In performing a business task or requesting an action on a network, it may be necessary to obtain data or services from multiple separate or independent systems. Connecting to the first system is traditionally handled with a stateful transaction. There are generally two traditional approaches to connecting to the second system, both of which have disadvantages.
Under a first traditional approach, a user device initiates a stateful transaction in the first system to enable the user device to obtain data from the system. With synchronous remote function calls (RFCs), the first system could establish a connection with the second system, and initiate a stateful transaction in the second system to perform an operation in the second system. The transactions in the first and second systems have the same duration as a controlling business transaction associated with the business task or business process. Such an approach is generally performed where a dedicated software application handles synchronization of the front end with the stateful transactions of both the first and second systems. To trigger an additional action in the second system, the first system could call the second system again by synchronous RFC, reentering the context of the first call. When all processing was performed, everything could be either committed or rolled back in the two systems. The fact that two systems were performing operations to complete the process was transparent to a user in such a system. Due to its stateful nature, the second system can have interactions with the user that are routed through the first system, and user input can be directly routed to the second system and reach the original context. Such directly routed user interaction is completely transparent to the first (calling) system.

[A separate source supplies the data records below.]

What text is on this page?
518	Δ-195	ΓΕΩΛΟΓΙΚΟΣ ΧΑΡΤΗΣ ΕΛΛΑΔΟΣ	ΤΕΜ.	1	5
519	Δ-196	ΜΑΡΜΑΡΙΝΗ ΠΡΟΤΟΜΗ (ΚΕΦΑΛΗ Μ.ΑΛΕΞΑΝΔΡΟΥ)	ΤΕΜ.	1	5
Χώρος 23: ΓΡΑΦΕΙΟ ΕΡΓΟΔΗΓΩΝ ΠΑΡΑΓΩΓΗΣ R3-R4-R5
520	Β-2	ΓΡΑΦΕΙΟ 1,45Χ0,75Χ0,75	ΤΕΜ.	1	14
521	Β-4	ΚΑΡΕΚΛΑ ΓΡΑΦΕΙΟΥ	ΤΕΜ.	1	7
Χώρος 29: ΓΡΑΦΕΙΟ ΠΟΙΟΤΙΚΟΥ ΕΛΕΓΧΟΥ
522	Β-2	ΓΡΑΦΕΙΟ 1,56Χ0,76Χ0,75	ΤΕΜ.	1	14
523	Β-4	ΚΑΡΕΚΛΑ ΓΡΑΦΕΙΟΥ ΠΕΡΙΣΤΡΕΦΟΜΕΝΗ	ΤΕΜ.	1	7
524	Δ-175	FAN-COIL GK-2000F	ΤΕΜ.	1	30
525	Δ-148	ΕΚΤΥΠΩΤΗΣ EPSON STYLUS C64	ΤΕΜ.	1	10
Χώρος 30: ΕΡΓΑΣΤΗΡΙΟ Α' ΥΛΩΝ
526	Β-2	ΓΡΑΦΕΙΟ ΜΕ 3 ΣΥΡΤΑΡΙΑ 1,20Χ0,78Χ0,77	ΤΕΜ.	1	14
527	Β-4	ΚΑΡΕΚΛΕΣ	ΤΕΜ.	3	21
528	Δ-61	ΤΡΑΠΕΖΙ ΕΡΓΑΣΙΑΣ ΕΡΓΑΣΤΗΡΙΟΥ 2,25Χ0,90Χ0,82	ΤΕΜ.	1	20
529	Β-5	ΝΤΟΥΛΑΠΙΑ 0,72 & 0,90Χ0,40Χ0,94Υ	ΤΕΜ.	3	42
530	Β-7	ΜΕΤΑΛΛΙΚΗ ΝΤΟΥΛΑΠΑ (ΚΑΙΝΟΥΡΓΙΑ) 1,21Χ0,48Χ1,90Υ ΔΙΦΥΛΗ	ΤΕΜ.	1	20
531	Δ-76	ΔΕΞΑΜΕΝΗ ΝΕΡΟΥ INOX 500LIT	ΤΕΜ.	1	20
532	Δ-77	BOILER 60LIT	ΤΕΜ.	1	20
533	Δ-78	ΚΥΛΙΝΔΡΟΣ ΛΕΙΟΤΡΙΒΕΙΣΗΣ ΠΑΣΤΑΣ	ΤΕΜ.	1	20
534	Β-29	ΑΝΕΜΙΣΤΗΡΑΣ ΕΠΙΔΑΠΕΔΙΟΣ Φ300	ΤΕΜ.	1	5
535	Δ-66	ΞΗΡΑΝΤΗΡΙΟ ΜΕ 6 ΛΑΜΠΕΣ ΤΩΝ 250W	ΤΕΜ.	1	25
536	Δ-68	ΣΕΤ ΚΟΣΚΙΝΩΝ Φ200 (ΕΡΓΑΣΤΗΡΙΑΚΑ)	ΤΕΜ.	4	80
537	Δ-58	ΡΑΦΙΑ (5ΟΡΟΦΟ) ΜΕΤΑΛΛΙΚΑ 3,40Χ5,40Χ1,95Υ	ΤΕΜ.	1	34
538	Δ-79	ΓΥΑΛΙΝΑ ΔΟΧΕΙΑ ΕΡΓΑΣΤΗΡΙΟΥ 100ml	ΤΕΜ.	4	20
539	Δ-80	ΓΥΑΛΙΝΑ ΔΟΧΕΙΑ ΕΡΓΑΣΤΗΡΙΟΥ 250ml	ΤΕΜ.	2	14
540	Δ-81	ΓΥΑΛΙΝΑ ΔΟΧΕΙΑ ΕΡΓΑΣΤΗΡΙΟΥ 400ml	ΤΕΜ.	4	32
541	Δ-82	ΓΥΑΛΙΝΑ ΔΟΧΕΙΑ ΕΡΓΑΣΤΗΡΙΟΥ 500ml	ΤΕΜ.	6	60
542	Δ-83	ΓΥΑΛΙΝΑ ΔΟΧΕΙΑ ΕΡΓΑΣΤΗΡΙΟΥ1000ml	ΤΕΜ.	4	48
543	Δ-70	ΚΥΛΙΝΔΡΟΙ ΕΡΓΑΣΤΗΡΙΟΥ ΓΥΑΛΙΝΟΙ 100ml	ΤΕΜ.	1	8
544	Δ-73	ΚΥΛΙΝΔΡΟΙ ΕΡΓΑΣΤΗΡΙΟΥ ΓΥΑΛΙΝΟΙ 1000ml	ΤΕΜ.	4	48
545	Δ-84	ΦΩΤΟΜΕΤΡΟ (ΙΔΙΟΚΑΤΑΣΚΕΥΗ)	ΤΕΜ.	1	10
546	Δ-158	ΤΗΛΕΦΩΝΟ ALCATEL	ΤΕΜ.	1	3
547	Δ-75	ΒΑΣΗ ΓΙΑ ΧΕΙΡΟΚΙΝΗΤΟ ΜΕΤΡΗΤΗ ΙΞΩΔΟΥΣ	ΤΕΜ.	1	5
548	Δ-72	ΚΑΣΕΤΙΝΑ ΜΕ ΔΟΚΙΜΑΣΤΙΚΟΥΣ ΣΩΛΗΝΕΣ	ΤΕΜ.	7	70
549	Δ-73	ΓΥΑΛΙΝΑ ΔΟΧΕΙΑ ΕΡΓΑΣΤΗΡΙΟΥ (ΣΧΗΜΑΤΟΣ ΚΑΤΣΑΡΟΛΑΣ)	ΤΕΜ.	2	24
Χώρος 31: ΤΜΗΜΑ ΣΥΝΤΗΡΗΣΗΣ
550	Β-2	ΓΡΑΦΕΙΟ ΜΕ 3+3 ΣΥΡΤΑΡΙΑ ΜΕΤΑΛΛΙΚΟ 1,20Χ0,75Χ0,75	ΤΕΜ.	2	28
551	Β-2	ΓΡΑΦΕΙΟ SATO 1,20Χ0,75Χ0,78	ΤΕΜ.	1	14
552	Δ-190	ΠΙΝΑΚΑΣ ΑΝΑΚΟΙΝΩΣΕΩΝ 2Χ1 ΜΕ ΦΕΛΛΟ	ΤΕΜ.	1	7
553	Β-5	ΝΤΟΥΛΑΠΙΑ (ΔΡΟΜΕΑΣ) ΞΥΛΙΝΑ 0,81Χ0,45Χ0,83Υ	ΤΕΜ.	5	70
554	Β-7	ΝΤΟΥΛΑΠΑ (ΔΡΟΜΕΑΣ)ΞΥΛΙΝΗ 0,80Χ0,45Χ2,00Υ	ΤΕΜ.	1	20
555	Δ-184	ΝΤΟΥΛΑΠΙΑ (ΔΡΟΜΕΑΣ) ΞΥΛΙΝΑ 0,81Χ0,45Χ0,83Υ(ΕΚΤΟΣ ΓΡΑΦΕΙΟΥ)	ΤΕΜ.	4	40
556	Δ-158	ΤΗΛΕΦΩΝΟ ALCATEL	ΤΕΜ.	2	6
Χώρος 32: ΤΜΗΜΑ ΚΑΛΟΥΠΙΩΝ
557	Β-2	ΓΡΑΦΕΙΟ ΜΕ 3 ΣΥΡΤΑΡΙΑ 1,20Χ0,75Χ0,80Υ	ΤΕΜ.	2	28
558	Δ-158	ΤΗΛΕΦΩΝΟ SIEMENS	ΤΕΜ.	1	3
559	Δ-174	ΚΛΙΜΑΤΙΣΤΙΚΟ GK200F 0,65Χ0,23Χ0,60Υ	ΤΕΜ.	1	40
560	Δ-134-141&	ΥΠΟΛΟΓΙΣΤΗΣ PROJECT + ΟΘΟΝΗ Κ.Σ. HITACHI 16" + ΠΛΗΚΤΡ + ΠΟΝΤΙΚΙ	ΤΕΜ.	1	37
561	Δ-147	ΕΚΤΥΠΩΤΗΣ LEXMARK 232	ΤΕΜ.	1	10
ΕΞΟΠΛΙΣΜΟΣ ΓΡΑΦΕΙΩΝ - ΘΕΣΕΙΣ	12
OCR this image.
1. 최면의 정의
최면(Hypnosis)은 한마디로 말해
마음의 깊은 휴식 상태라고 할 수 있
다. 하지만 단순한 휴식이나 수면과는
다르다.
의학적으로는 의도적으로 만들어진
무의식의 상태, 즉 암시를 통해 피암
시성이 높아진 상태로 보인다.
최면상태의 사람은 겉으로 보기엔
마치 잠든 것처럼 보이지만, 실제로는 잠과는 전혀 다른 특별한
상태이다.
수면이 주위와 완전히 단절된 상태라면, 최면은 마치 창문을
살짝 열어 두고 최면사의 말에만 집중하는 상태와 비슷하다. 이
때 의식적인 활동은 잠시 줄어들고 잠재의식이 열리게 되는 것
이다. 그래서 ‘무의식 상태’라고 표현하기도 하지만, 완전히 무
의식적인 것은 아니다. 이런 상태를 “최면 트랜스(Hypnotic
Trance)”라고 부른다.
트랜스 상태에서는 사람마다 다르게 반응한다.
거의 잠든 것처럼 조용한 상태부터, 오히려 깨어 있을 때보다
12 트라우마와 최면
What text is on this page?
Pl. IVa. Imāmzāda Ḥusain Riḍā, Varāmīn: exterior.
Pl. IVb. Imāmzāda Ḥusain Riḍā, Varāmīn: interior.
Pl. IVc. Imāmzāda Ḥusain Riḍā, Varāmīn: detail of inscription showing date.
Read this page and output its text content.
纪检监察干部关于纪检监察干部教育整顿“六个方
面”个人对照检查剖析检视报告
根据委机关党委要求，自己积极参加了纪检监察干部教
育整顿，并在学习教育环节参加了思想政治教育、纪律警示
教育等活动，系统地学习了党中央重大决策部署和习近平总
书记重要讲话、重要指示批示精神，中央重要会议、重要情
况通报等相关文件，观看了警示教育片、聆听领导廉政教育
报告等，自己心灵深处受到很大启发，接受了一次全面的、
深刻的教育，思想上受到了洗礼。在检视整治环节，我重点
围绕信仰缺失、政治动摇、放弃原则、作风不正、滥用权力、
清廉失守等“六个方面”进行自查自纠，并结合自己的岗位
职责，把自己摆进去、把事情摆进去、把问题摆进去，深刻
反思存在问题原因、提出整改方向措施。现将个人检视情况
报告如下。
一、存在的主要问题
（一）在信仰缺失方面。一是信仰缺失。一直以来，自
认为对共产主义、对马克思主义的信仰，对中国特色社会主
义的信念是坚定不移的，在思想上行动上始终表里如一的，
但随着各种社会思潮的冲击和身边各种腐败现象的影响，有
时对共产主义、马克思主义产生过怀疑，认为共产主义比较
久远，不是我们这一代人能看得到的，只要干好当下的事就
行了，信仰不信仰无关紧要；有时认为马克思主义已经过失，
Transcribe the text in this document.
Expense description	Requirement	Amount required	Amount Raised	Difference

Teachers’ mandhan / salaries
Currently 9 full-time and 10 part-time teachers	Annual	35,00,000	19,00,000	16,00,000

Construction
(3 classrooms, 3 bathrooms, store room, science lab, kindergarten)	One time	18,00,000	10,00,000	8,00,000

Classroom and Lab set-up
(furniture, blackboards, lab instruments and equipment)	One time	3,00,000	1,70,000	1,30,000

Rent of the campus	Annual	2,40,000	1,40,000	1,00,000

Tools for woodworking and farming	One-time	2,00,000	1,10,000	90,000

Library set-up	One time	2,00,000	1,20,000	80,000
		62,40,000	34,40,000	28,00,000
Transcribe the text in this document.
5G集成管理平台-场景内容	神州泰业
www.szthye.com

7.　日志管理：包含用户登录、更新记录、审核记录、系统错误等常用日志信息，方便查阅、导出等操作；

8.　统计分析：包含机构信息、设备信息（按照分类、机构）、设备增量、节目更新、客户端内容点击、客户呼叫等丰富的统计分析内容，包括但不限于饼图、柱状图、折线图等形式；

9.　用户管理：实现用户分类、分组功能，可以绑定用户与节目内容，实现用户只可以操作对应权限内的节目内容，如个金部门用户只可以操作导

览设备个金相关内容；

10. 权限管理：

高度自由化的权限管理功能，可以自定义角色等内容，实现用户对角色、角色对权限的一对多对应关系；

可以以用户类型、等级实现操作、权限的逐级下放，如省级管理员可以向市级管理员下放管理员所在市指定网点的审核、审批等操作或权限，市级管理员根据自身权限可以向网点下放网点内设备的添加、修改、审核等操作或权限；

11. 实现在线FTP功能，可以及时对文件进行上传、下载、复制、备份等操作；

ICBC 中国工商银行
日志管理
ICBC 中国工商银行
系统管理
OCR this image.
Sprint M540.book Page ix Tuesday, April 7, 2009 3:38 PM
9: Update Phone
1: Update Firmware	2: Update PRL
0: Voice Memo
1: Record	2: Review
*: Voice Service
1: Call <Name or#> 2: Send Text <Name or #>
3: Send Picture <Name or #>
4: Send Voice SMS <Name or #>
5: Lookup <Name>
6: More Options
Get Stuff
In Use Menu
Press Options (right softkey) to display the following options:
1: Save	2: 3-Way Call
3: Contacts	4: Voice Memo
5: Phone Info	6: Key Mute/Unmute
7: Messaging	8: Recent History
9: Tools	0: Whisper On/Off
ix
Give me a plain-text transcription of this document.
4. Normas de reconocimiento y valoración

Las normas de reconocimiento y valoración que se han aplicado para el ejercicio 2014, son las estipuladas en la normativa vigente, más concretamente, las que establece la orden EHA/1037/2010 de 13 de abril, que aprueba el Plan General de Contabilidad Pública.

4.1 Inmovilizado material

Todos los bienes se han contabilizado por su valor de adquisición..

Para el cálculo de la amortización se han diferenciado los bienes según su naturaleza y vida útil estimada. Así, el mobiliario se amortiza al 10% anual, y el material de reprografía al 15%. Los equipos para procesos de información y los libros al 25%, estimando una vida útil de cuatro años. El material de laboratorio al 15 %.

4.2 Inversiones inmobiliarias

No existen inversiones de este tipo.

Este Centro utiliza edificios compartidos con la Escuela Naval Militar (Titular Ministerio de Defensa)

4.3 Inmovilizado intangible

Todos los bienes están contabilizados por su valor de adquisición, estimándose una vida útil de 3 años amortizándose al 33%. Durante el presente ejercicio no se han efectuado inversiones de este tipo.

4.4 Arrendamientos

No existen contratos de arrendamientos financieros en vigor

However, many systems now perform processes with the use of service requests. The services are generally accessed from a web browser and the results of the operations are presented in the browser. With the access of systems via services and the presentation of results in a web browser, the possibility of synchronous RFC for user interaction no longer exists. Thus, a second approach is becoming more common as more systems offer processing via services. The transactions in the second system are stateless, and end after the completion of the call. As used herein, a stateless transaction or service request refers to a transaction that ends after exactly one round of communication, in contrast to a stateful transaction. The stateless transaction may or may not result in a change to data or system state of the system processing the stateless transaction, and may or may not generate a reply to the caller. Thus, state is not persisted, and there is traditionally no mechanism for reentering the same context again for a second call. To commit a transaction, the first system must initiate another stateless transaction including all information necessary to commit the entire transaction. Due to its stateless nature, the second system can have no direct interaction with the user. At best, the second system provides information to the first system, which executes the user interaction and then calls the second system in a new stateless service call. Thus, current systems either require specialized software applications, or they cannot provide the ability to have a transaction with user interaction that spans multiple systems.